In Moonlight black boys look blue – Schlüsselworte zu diesem unendlich traurigen Film. Der kleine Chiron hört sie aus dem Mund des Exilkubaners Juan, als dieser dem Jungen versucht Mut zu machen. Chiron ist ein Außenseiter, der so gut wie nie ein Wort sagt. Der nicht weiss, wie ihm geschieht. Als wäre sein Schicksal der Songtext von einem alten Lied, das Louis Armstrong sang: What did I do to be so black and blue? Blue. Traurig. Später, als Erwachsener, wird sich Chiron Black nennen. Wie, um sich gegen all das Mondlicht zu wehren. Black, nicht Blue, wie sie Juan auf Kuba nannten. Black, und raus bist du, in Unsichtbarkeit entschwunden. Namen sind in diesem Film wichtig. Komisch, dass die Rolling Stones vierzig Jahre nach ihrem nur halbwegs misslungenen Black and Blue Album ein gänzlich verzichtbares veröffentlichen, auf dem sie Black durch Lonesome ersetzen. Black and Blue, die Musik zu Teilen in Disco–Munich entstanden, die Bandfotos auf Sanibel Island, Florida, mag eine kokette weiße Travestie–Show gewesen sein, obschon furchtbar pampig; Auf Blue & Lonesome ist für Zweideutigkeiten kein Platz. Man soll den alten weißen Briten das Blacksein so richtig abnehmen. And I said: Raus aus meiner Wolke!

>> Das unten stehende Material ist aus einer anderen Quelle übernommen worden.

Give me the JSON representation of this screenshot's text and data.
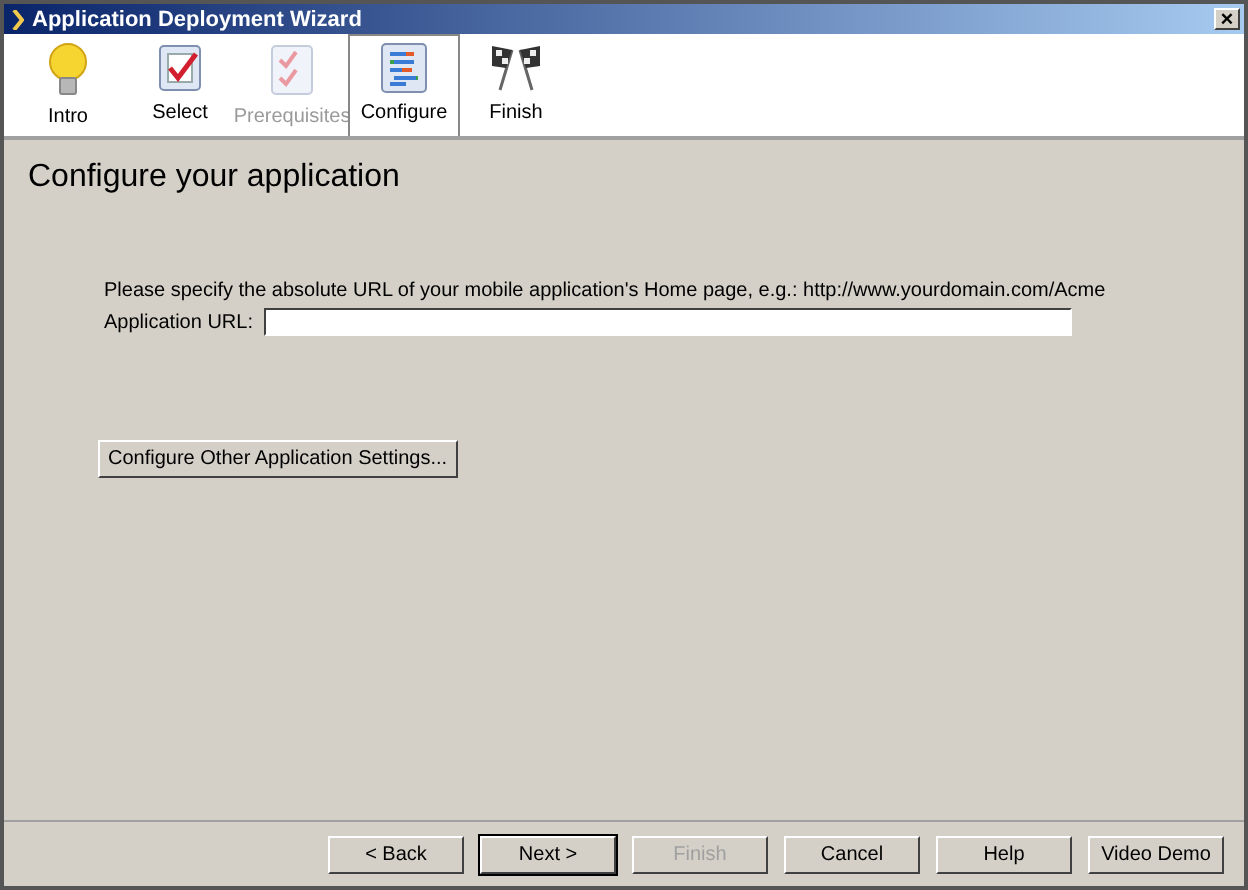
{
  "window": {
    "title": "Application Deployment Wizard",
    "close": "×"
  },
  "steps": [
    {
      "label": "Intro",
      "kind": "bulb",
      "selected": false,
      "disabled": false
    },
    {
      "label": "Select",
      "kind": "check",
      "selected": false,
      "disabled": false
    },
    {
      "label": "Prerequisites",
      "kind": "checklist",
      "selected": false,
      "disabled": true
    },
    {
      "label": "Configure",
      "kind": "configure",
      "selected": true,
      "disabled": false
    },
    {
      "label": "Finish",
      "kind": "flags",
      "selected": false,
      "disabled": false
    }
  ],
  "heading": "Configure your application",
  "instruction": "Please specify the absolute URL of your mobile application's Home page, e.g.: http://www.yourdomain.com/Acme",
  "url_field": {
    "label": "Application URL:"
  },
  "settings_button": "Configure Other Application Settings...",
  "buttons": [
    {
      "label": "< Back",
      "disabled": false,
      "default": false
    },
    {
      "label": "Next >",
      "disabled": false,
      "default": true
    },
    {
      "label": "Finish",
      "disabled": true,
      "default": false
    },
    {
      "label": "Cancel",
      "disabled": false,
      "default": false
    },
    {
      "label": "Help",
      "disabled": false,
      "default": false
    },
    {
      "label": "Video Demo",
      "disabled": false,
      "default": false
    }
  ]
}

Namen und Verrat. Juan ist Johannes, der mit Chiron baden geht. Ich will nicht von einer Taufe sprechen, aber Juan ist der erste gute Mensch, den Chiron hat, und er wird von ihm enttäuscht werden, verraten, ebenso wie von Kevin, der ersten und einzigen Liebe, die Chiron hat. Ich ziehe die Bistros der Italiener, die mich vorbehaltlos Bello taufen, diesem Burgergrill hier vor. Meine Gespräche mit den Italienern sind standardisiert. »Ciao Bello, Americano?« »Ja, Americano.« »Schwarz?« »Schwarz.« Das mag ich. Ich adoptiere gern den Bello für mich. So, wie Chiron den Black, mit dem ihn Kevin immer frotzelt, für sich adoptiert. Die Nacht am Strand, da sich die beiden Jungen offenbahren und sich lieben, ewig im Gedächtnis. Viel Christliche Symbolik ist in diesem Film, aber die Symbole sind noch älter.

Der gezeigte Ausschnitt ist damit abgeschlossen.